Foi um dia comum, pelo menos até aquele momento. Eu tinha seis anos, uma criança despreocupada que só queria voltar da escola, jogar no tablet da família e talvez passar o resto da tarde sem pensar em mais nada. Nossa casa nova em Winnipeg ainda estava sendo explorada por mim e meus irmãos, cada canto, cada corredor. Mas havia algo que eu não podia prever. Algo que transformaria a maneira como eu via aquele lugar, e, principalmente, a forma como eu enxergaria o mundo ao meu redor.

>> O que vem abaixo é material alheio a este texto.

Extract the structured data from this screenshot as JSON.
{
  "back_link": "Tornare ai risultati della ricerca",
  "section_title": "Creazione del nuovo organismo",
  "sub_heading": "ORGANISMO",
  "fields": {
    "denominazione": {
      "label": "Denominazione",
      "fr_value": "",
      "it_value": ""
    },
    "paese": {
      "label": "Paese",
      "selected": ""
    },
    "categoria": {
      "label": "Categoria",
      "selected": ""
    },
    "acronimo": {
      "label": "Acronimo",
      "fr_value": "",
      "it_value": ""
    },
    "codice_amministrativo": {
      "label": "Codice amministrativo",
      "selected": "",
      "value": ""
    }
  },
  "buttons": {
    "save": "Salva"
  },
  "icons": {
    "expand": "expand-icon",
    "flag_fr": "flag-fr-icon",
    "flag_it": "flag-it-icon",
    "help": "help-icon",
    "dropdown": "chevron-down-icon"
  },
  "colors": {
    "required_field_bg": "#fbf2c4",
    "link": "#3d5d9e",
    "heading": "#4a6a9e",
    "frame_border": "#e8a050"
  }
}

Naquele dia, como de costume, eu larguei a mochila na entrada, subi correndo as escadas em direção ao quarto dos meus pais, onde o tablet ficava carregando. A escada fazia uma curva suave, que levava direto à porta do quarto deles. O ambiente estava silencioso. O sol da tarde entrava pelas janelas, iluminando cada canto da casa, o que deveria me trazer conforto. Mas quando eu entrei naquele quarto, algo quebrou essa calma, e de repente, a luz do sol parecia fraca, quase irrelevante.
Ela estava lá. Sentada na beira da cama, como se estivesse esperando por mim. Uma figura escura, sem rosto visível, mas claramente humana em forma. Seu corpo era o de uma menina, vestida com um vestido bufante, como algo saído de uma época passada. Não havia detalhes em sua roupa, apenas a sombra que formava seu contorno. E seus olhos… aqueles olhos brancos, vazios, brilhavam de uma maneira perturbadora. Eram grandes, quase como pires, e me encaravam sem qualquer emoção.
Meu corpo congelou. Eu queria me mover, mas parecia que algo segurava meus pés no chão, como se o ar ao meu redor tivesse se tornado denso. Meu coração disparou, e por um momento, pensei que estava sonhando acordado. Pisquei várias vezes, tentando desfazer aquela visão, mas ela continuava lá, imóvel, olhando diretamente para mim. Eu não conseguia entender o que estava vendo. Era uma pessoa? Um fantasma? Algo que minha mente estava criando?
Instintivamente, meu primeiro pensamento foi chamar meu pai. Soltei um grito, mais alto do que pretendia, e senti minha voz ecoar pela casa. "Pai! PAAAAAI!" Mas, para minha surpresa, não houve resposta. Nenhum som vindo de lá de baixo. Tudo parecia estranhamente silencioso, como se o tempo tivesse parado. Minha mente começou a girar, buscando uma saída, uma maneira de escapar daquela situação sem sentido.
Quando finalmente reuni forças suficientes para me mover, meus olhos voltaram para a cama… e ela havia desaparecido. Não houve movimento, nenhum som, nenhum sinal de que ela tinha saído pela porta ou pelas janelas. Era como se nunca tivesse estado ali. O espaço ao pé da cama estava vazio, mas o medo que eu sentia permanecia, latejando em cada célula do meu corpo.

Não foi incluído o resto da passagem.